Os Washington parecem determinados a ampliar sua presença no cinema, explorando novas possibilidades narrativas e artísticas. Se em 2016 Denzel Washington assumiu a dupla função de protagonista e diretor em “Fences — Um Limite Entre Nós”, agora é Malcolm Washington quem dá um passo decisivo na direção com “Piano de Família”. O projeto, além de reforçar o vínculo da família com o legado de August Wilson (1945-2005), resgata a força de um texto que marcou o teatro americano ao unir profundidade intelectual e uma abordagem essencial sobre a identidade negra nos Estados Unidos.
Originalmente montada na Broadway em 1987, a peça ganha uma adaptação cuidadosa, na qual Malcolm e o corroteirista Virgil Williams reconstroem a Pittsburgh dos anos 1930 com um olhar meticuloso sobre os personagens, reafirmando a capacidade de Wilson de dar complexidade a cada um de seus conflitos. Com uma abordagem que evita atalhos fáceis, o filme se destaca por sua capacidade de surpreender e fugir das soluções previsíveis.
A narrativa se inicia em um emblemático 4 de julho de 1911, sob o espetáculo de fogos que celebram a independência americana, enquanto uma família negra recebe um piano vertical como herança. Gravado com os rostos de seus ancestrais, o instrumento carrega não apenas a memória dos que vieram antes, mas também as marcas de um passado de opressão e resistência. Originalmente tomado da casa de James Sutter em um ato de reparação extrajudicial, o piano permanece com os Charles por 25 anos, até que, no cenário árido da Grande Depressão, Boy Willie retorna do Mississippi determinado a vendê-lo para adquirir terras.

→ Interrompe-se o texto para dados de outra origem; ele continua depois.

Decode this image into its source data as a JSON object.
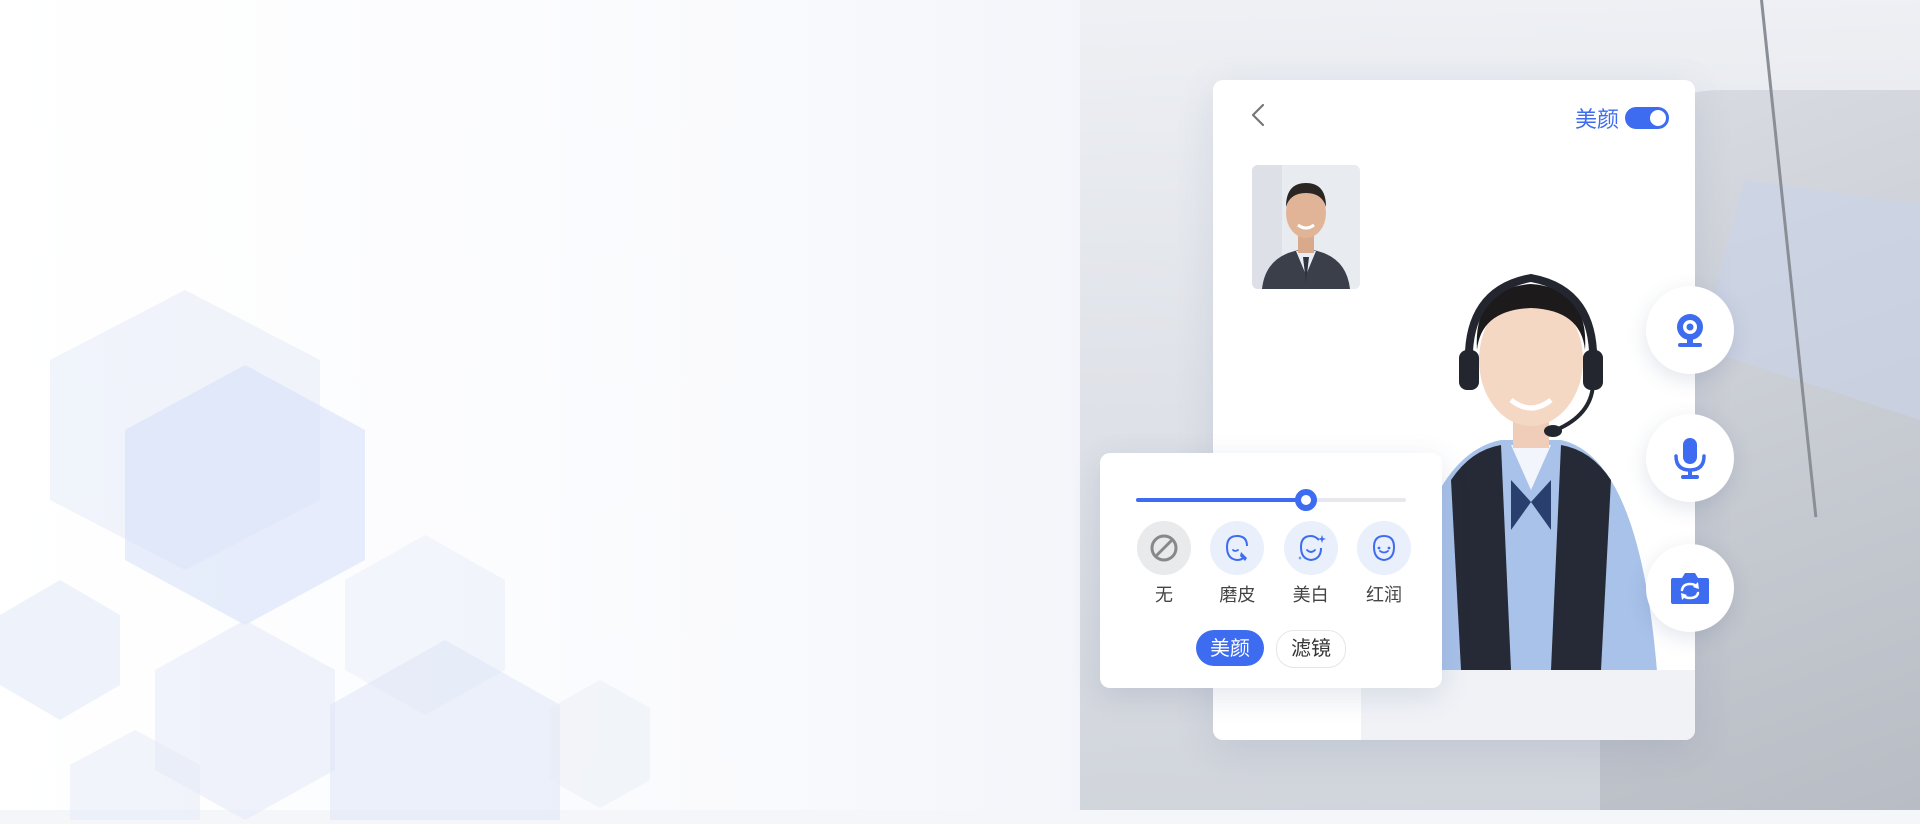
{
  "header": {
    "beauty_label": "美颜",
    "beauty_enabled": true
  },
  "beauty_panel": {
    "slider_level": 0.63,
    "options": [
      {
        "label": "无",
        "icon": "none-icon"
      },
      {
        "label": "磨皮",
        "icon": "smooth-skin-icon"
      },
      {
        "label": "美白",
        "icon": "whiten-icon"
      },
      {
        "label": "红润",
        "icon": "rosy-icon"
      }
    ],
    "tabs": [
      {
        "label": "美颜",
        "active": true
      },
      {
        "label": "滤镜",
        "active": false
      }
    ]
  },
  "side_controls": [
    {
      "icon": "webcam-icon"
    },
    {
      "icon": "microphone-icon"
    },
    {
      "icon": "switch-camera-icon"
    }
  ],
  "colors": {
    "accent": "#3d6cf0",
    "panel_bg": "#ffffff",
    "option_bg": "#eaeffc"
  }
}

No papel de Boy Willie, John David Washington transmite a urgência de gerações que buscam reivindicar o que lhes foi negado, oscilando entre impulsividade e grandiloquência. Sua energia, no entanto, encontra um obstáculo intransponível em Berniece, vivida por Danielle Deadwyler, cuja determinação em preservar o piano como relíquia da família transforma o embate entre os irmãos em uma disputa de valores e significados. Malcolm Washington insere sua marca autoral ao construir o conflito sob a interseção entre realismo fantástico e pragmatismo histórico, adicionando novas camadas a uma história que permanece visceralmente relevante. “Piano de Família” não apenas reafirma a atemporalidade de August Wilson, mas reforça sua permanência como uma voz incontornável na reflexão sobre o lugar dos afro-americanos na sociedade. A tensão entre memória e futuro, entre luto e reinvenção, mantém-se como o coração pulsante dessa obra, que transcende o tempo sem perder sua contundência.